To determine the reorder point needed to provide a 99 percent order-cycle service level, we repeat the same process as before but with a different Z-score.
The Z-score for a 99 percent service level is approximately 2.33.
Using this value, the formula for safety stock (Safety stock = Z * √(LT) * σ) remains the same.
Using the same values for √(LT) and σ as before, we get:
Safety stock = 2.33 * √2 * 3
Safety stock ≈ 2.33 * √6
Safety stock ≈ 5.99
Therefore, the reorder point needed to provide a 99 percent order-cycle service level is approximately 16 + 5.99 = 21.99 rolls. Rounded up, it is 22 rolls.

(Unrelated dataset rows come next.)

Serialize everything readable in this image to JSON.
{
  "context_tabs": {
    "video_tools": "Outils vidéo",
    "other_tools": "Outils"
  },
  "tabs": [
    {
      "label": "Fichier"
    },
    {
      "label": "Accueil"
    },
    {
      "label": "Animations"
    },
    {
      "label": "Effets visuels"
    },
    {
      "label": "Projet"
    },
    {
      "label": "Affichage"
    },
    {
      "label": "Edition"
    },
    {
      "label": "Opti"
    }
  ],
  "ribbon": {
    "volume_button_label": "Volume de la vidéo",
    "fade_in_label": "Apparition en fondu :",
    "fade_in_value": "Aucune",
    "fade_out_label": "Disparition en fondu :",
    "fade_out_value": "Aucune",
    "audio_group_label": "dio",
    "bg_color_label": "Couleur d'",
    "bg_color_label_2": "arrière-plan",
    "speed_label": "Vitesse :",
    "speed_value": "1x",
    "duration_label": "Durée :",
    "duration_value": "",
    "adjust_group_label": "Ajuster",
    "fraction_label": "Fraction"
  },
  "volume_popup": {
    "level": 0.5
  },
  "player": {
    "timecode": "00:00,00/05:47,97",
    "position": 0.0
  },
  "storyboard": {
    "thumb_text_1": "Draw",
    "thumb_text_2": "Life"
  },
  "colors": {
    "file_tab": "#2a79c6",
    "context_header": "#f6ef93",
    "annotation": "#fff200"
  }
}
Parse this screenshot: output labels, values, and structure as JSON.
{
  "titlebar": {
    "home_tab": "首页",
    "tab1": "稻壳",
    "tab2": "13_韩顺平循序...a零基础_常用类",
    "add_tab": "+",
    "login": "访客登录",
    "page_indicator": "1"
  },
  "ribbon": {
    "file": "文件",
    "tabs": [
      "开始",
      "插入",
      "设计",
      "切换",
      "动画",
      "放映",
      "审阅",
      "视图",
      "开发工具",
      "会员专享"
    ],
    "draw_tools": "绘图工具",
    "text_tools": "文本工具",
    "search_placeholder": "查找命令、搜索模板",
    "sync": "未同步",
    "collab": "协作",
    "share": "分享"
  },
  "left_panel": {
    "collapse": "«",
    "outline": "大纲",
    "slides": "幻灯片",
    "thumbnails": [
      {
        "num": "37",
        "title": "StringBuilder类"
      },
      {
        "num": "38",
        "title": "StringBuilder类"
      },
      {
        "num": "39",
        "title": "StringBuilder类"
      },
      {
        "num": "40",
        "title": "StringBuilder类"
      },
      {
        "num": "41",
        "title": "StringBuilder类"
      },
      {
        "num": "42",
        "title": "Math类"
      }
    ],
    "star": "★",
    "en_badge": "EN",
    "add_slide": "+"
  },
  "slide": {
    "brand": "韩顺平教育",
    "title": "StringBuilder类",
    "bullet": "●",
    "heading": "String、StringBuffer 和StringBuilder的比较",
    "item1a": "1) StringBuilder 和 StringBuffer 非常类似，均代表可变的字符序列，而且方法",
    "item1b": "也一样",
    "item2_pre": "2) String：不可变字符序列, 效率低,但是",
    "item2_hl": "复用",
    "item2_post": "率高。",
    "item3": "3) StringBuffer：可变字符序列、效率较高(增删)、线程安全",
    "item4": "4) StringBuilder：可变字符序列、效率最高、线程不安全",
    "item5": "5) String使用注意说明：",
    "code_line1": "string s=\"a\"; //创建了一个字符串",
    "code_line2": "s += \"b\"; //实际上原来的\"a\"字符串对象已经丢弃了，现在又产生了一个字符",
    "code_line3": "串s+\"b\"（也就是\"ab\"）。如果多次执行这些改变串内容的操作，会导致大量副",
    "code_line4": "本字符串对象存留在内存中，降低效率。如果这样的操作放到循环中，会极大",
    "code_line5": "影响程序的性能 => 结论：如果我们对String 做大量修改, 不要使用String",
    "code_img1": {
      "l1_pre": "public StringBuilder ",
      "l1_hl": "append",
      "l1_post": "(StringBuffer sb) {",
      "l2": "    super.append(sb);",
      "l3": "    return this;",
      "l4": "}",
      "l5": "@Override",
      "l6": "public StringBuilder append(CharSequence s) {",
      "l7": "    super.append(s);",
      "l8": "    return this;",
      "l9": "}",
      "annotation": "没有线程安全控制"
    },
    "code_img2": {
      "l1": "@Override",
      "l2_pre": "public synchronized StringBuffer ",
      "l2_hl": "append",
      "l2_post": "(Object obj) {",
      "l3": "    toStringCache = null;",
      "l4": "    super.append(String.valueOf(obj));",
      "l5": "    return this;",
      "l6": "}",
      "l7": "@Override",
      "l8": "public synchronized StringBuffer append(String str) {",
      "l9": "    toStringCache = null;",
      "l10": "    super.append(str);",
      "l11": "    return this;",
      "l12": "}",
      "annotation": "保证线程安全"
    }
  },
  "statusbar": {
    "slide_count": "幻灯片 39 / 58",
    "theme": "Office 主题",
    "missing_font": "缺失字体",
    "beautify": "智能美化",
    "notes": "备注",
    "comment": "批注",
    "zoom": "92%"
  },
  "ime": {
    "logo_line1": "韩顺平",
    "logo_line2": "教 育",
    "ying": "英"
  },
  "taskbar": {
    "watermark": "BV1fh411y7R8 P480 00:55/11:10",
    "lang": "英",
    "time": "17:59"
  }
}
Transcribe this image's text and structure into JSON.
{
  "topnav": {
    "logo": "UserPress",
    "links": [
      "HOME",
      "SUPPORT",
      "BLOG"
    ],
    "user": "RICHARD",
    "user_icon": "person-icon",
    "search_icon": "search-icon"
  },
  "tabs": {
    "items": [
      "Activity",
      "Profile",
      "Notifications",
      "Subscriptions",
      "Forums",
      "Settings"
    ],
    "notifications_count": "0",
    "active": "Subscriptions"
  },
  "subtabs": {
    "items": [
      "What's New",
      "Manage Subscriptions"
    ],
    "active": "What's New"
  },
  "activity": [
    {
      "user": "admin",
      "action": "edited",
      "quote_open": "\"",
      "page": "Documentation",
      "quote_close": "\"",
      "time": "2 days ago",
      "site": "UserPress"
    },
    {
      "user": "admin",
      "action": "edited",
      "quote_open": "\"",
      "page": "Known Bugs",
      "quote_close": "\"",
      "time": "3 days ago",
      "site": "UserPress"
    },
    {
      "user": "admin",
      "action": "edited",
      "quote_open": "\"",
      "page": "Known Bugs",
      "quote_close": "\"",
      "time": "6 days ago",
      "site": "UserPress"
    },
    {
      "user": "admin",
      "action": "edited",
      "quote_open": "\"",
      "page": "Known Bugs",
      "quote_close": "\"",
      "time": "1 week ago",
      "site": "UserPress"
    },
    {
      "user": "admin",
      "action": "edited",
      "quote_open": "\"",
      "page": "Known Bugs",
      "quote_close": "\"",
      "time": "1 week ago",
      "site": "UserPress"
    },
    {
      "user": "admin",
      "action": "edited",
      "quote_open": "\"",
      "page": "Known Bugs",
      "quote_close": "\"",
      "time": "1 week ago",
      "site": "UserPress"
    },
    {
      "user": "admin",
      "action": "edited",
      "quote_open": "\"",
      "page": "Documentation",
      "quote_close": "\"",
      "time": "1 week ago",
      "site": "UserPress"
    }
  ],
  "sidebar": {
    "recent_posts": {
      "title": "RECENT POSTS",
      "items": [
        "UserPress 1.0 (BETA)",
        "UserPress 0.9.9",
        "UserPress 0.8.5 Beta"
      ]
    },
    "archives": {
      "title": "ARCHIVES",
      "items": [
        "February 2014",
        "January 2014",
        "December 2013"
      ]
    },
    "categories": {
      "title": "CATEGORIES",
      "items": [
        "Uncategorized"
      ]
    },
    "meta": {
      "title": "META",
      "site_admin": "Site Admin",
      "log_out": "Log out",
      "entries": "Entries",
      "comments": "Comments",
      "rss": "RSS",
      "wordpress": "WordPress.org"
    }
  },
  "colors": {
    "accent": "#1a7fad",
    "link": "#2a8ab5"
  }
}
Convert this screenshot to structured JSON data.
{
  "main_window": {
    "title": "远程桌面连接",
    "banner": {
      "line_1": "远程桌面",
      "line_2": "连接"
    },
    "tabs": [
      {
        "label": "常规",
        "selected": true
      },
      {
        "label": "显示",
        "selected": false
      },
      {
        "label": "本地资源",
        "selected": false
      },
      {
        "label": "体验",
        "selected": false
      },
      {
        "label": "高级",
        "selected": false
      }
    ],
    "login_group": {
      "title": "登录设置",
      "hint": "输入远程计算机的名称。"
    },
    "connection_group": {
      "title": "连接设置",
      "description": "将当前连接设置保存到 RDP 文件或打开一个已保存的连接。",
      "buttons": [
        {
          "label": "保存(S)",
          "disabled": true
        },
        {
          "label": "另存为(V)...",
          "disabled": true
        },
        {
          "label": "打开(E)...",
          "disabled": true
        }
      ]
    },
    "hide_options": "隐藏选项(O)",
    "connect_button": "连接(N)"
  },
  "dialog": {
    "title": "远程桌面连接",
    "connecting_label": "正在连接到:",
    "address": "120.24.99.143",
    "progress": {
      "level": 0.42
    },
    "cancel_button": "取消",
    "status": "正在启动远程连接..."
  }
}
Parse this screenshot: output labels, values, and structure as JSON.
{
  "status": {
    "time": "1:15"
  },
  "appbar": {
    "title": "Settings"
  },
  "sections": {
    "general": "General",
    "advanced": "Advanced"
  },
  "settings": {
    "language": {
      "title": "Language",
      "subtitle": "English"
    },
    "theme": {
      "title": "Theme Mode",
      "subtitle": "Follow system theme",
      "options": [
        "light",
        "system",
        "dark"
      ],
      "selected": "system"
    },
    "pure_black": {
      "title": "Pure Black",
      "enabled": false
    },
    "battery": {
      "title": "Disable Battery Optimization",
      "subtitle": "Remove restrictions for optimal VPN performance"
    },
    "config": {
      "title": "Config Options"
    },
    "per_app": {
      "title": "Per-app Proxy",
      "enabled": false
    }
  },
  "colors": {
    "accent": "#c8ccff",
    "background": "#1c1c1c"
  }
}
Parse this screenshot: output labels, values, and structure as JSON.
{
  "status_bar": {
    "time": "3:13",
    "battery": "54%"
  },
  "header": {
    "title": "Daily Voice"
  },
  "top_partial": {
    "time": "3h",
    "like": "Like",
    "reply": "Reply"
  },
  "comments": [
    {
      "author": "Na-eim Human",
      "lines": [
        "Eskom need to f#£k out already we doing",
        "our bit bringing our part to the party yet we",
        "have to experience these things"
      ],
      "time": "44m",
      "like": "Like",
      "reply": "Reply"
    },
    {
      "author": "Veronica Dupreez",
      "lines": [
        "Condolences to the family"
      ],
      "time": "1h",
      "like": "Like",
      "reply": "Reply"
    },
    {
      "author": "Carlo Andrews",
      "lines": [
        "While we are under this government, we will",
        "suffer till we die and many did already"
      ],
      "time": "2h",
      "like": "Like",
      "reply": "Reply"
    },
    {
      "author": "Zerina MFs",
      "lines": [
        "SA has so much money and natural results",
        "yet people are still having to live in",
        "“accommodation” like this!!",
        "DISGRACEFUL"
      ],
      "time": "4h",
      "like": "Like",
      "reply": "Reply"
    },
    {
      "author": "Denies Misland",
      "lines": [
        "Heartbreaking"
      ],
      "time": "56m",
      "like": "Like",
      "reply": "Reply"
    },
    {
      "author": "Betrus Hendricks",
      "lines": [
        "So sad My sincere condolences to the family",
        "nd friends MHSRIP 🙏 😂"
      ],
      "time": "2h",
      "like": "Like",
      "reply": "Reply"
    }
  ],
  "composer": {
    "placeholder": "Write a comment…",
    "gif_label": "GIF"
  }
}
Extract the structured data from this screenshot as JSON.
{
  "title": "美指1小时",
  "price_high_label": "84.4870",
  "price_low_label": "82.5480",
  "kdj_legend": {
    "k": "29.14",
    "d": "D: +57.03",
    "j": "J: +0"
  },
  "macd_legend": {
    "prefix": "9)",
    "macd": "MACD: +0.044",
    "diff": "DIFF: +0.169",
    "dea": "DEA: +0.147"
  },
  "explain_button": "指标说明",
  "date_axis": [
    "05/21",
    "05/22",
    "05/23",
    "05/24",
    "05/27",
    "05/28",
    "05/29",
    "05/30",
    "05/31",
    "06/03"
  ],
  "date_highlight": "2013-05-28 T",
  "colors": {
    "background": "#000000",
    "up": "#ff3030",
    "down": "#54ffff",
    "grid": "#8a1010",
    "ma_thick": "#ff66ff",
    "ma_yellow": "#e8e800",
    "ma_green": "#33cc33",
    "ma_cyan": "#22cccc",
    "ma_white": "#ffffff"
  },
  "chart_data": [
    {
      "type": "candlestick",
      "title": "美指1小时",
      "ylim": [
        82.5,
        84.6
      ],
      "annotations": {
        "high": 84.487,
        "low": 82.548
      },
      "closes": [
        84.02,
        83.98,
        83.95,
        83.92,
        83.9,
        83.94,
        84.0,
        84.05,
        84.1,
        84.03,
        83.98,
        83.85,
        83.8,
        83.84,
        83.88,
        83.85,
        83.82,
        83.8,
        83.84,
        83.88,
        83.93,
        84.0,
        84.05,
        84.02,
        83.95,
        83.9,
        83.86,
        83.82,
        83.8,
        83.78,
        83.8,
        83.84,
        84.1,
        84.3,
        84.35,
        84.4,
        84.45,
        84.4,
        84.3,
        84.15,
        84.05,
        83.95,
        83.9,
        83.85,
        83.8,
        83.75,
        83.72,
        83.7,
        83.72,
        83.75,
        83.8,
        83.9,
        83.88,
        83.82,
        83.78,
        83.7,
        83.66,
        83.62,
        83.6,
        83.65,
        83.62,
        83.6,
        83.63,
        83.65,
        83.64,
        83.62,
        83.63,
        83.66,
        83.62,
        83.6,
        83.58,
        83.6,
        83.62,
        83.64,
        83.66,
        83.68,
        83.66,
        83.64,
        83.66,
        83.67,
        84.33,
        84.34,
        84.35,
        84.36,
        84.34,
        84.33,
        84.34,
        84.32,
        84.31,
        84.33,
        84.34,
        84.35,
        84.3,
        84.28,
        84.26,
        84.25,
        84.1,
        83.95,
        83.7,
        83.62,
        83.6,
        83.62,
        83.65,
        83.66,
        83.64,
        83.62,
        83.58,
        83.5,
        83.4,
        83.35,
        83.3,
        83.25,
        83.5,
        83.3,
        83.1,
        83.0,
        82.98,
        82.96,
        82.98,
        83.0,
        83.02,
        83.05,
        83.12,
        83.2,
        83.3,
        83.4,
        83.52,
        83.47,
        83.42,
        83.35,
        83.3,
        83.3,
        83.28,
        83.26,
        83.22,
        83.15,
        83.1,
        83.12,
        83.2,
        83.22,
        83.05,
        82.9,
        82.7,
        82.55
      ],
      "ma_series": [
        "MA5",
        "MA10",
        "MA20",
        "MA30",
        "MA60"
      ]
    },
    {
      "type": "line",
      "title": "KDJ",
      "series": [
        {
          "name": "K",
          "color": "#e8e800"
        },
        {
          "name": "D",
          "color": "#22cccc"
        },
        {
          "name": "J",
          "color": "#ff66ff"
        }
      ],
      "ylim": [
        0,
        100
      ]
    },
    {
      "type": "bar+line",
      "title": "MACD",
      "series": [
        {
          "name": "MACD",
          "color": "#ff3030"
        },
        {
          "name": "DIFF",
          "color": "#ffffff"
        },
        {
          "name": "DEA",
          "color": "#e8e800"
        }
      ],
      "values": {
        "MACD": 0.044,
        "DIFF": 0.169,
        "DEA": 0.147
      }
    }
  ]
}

To calculate the safety stock the company must hold to have a 99 percent order-cycle service level, we again use the formula:
Safety stock = Z * √(LT) * σ
Using the same values for Z, √(LT), and σ as before:
Safety stock = 2.33 * √2 * 3
Safety stock ≈ 2.33 * √6
Safety stock ≈ 5.99
Therefore, the safety stock the company must hold to have a 99 percent order-cycle service level is approximately 5.99 rolls.